Headteacher becomes lollipop lady as council will not fund replacement
PUBLISHED: 14:53 06 October 2010
A HEADTEACHER is having to carry out school crossing patrol duties because Suffolk's education bosses will not replace a lollipop man.
Tania Johnson, headteacher at Horringer Court Middle School, Bury St Edmunds, is picking up the lollipop and donning a flourescent jacket and boots to ensure her pupils are safe.
The school’s leadership team decided to take the role on a voluntary basis after Suffolk County Council told them they would not be replacing the school’s lollipop man who retired on Friday.

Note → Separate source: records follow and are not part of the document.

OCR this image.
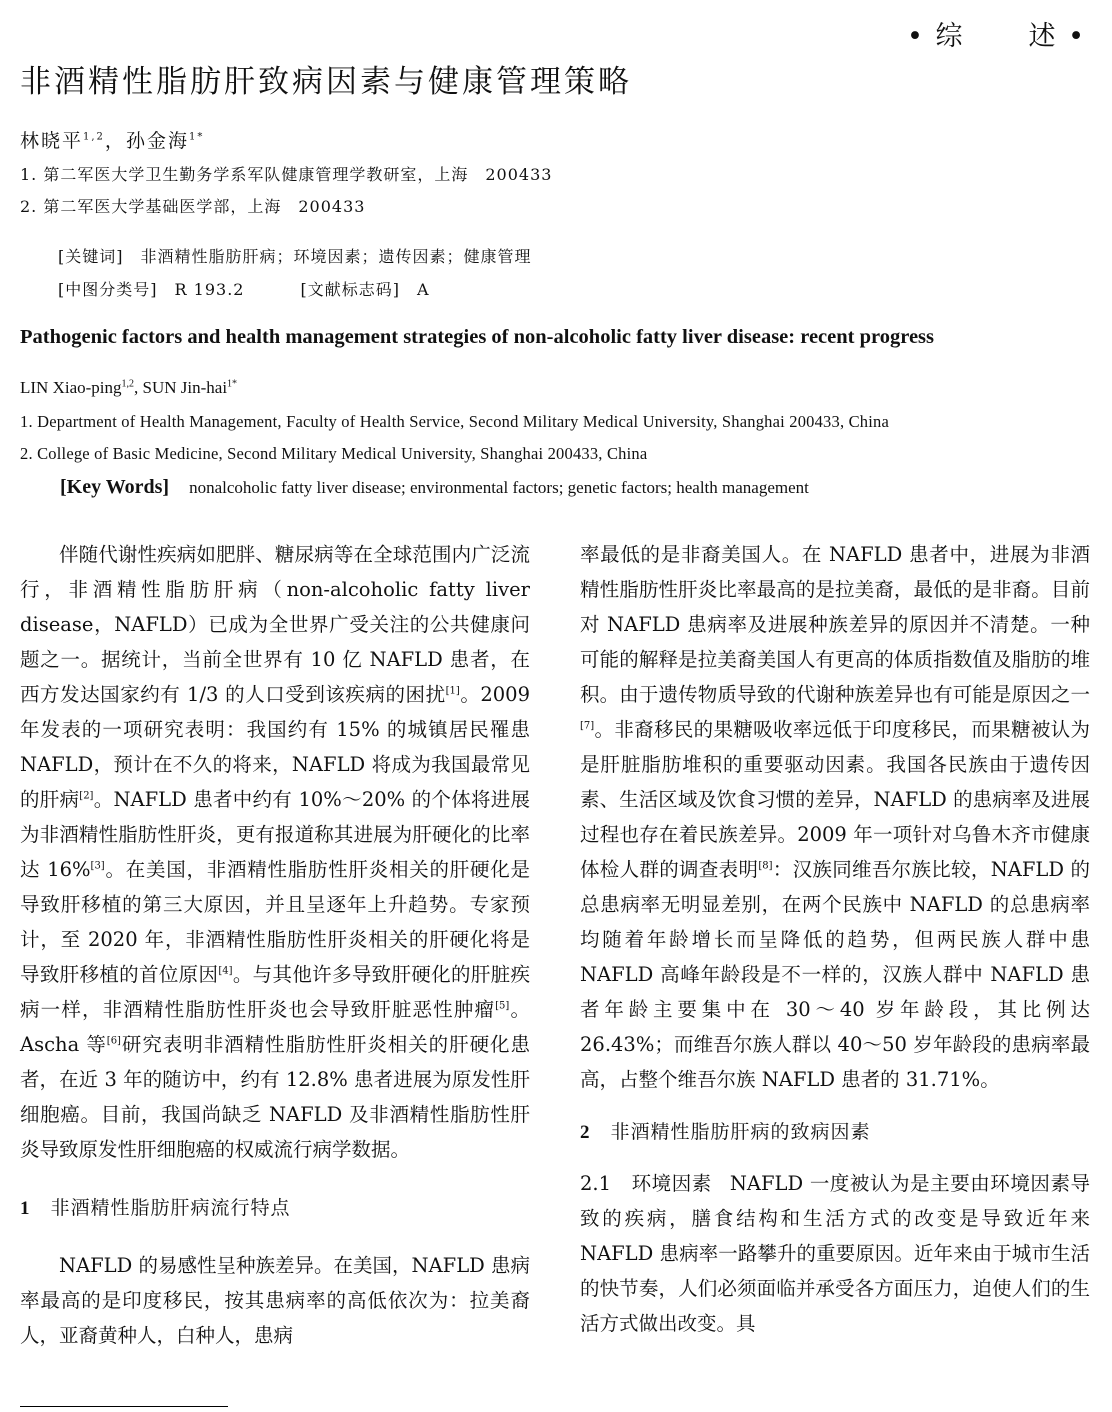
• 综 述 •
非酒精性脂肪肝致病因素与健康管理策略
林晓平$^{1,2}$，孙金海$^{1*}$
1. 第二军医大学卫生勤务学系军队健康管理学教研室，上海　200433
2. 第二军医大学基础医学部，上海　200433
[关键词]　 非酒精性脂肪肝病；环境因素；遗传因素；健康管理
[中图分类号]　 R 193.2	[文献标志码]　 A
Pathogenic factors and health management strategies of non-alcoholic fatty liver disease: recent progress
LIN Xiao-ping$^{1,2}$, SUN Jin-hai$^{1*}$
1. Department of Health Management, Faculty of Health Service, Second Military Medical University, Shanghai 200433, China
2. College of Basic Medicine, Second Military Medical University, Shanghai 200433, China
[Key Words] nonalcoholic fatty liver disease; environmental factors; genetic factors; health management

伴随代谢性疾病如肥胖、糖尿病等在全球范围内广泛流行，非酒精性脂肪肝病（non-alcoholic fatty liver disease，NAFLD）已成为全世界广受关注的公共健康问题之一。据统计，当前全世界有 10 亿 NAFLD 患者，在西方发达国家约有 1/3 的人口受到该疾病的困扰[1]。2009 年发表的一项研究表明：我国约有 15% 的城镇居民罹患 NAFLD，预计在不久的将来，NAFLD 将成为我国最常见的肝病[2]。NAFLD 患者中约有 10%～20% 的个体将进展为非酒精性脂肪性肝炎，更有报道称其进展为肝硬化的比率达 16%[3]。在美国，非酒精性脂肪性肝炎相关的肝硬化是导致肝移植的第三大原因，并且呈逐年上升趋势。专家预计，至 2020 年，非酒精性脂肪性肝炎相关的肝硬化将是导致肝移植的首位原因[4]。与其他许多导致肝硬化的肝脏疾病一样，非酒精性脂肪性肝炎也会导致肝脏恶性肿瘤[5]。Ascha 等[6]研究表明非酒精性脂肪性肝炎相关的肝硬化患者，在近 3 年的随访中，约有 12.8% 患者进展为原发性肝细胞癌。目前，我国尚缺乏 NAFLD 及非酒精性脂肪性肝炎导致原发性肝细胞癌的权威流行病学数据。

1 非酒精性脂肪肝病流行特点

NAFLD 的易感性呈种族差异。在美国，NAFLD 患病率最高的是印度移民，按其患病率的高低依次为：拉美裔人，亚裔黄种人，白种人，患病

率最低的是非裔美国人。在 NAFLD 患者中，进展为非酒精性脂肪性肝炎比率最高的是拉美裔，最低的是非裔。目前对 NAFLD 患病率及进展种族差异的原因并不清楚。一种可能的解释是拉美裔美国人有更高的体质指数值及脂肪的堆积。由于遗传物质导致的代谢种族差异也有可能是原因之一[7]。非裔移民的果糖吸收率远低于印度移民，而果糖被认为是肝脏脂肪堆积的重要驱动因素。我国各民族由于遗传因素、生活区域及饮食习惯的差异，NAFLD 的患病率及进展过程也存在着民族差异。2009 年一项针对乌鲁木齐市健康体检人群的调查表明[8]：汉族同维吾尔族比较，NAFLD 的总患病率无明显差别，在两个民族中 NAFLD 的总患病率均随着年龄增长而呈降低的趋势，但两民族人群中患 NAFLD 高峰年龄段是不一样的，汉族人群中 NAFLD 患者年龄主要集中在 30～40 岁年龄段，其比例达 26.43%；而维吾尔族人群以 40～50 岁年龄段的患病率最高，占整个维吾尔族 NAFLD 患者的 31.71%。

2 非酒精性脂肪肝病的致病因素

2.1　环境因素 NAFLD 一度被认为是主要由环境因素导致的疾病，膳食结构和生活方式的改变是导致近年来 NAFLD 患病率一路攀升的重要原因。近年来由于城市生活的快节奏，人们必须面临并承受各方面压力，迫使人们的生活方式做出改变。具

Mrs Johnson said: “We got together and decided it was a crossing that needed to be manned and our premise here is if the children are happy and safe they will learn, so we thought it was important they could safely arrive.”
Now as well as running the school in Glastonbury Road, the busy headteacher doubles up as a crossing patrol warden, taking it in turns with assistant headteachers Donna Higgins and Rita Page and cover supervisor Andy Price.
Mrs Johnson said it was “very important” to have a manned crossing outside the school as the road could get quite busy with traffic going to the hospital, and school traffic itself.
She said: “We are a middle school but our youngest children are only nine and they do need to be seen across and, at the end of the day, children do like to run out of school.”
Although having to fit in being a lollipop lady with being a headteacher was a “nightmare”, she said it was nice to greet the children. “It’s such a nice exercise to do really. The children were doing double takes.”
Mrs Johnson said the leadership team had agreed to take over the service until March, which is when the county council – which provided the team with training and equipment – has told them the situation will be reviewed.
County councillor Craig Dearden-Phillips, who represents the Horringer Court estate and is also chairman of governors at the school, said “This is a sign of the times we are in when we are forced to use well-paid teachers and managers to help our children cross the road.”
A Suffolk County Council spokesperson said: “Suffolk County Council appreciates the dedication and commitment of all school crossing patrol staff.
“The service is currently under review as part of the council’s New Strategic Direction and, like all other services, it is subject to recruitment restrictions.
“Where there are changes to crossing patrol arrangements at a particular school we ask the school to inform their parents as ultimately, it is the responsibility of parents to ensure that their children get to school safely.”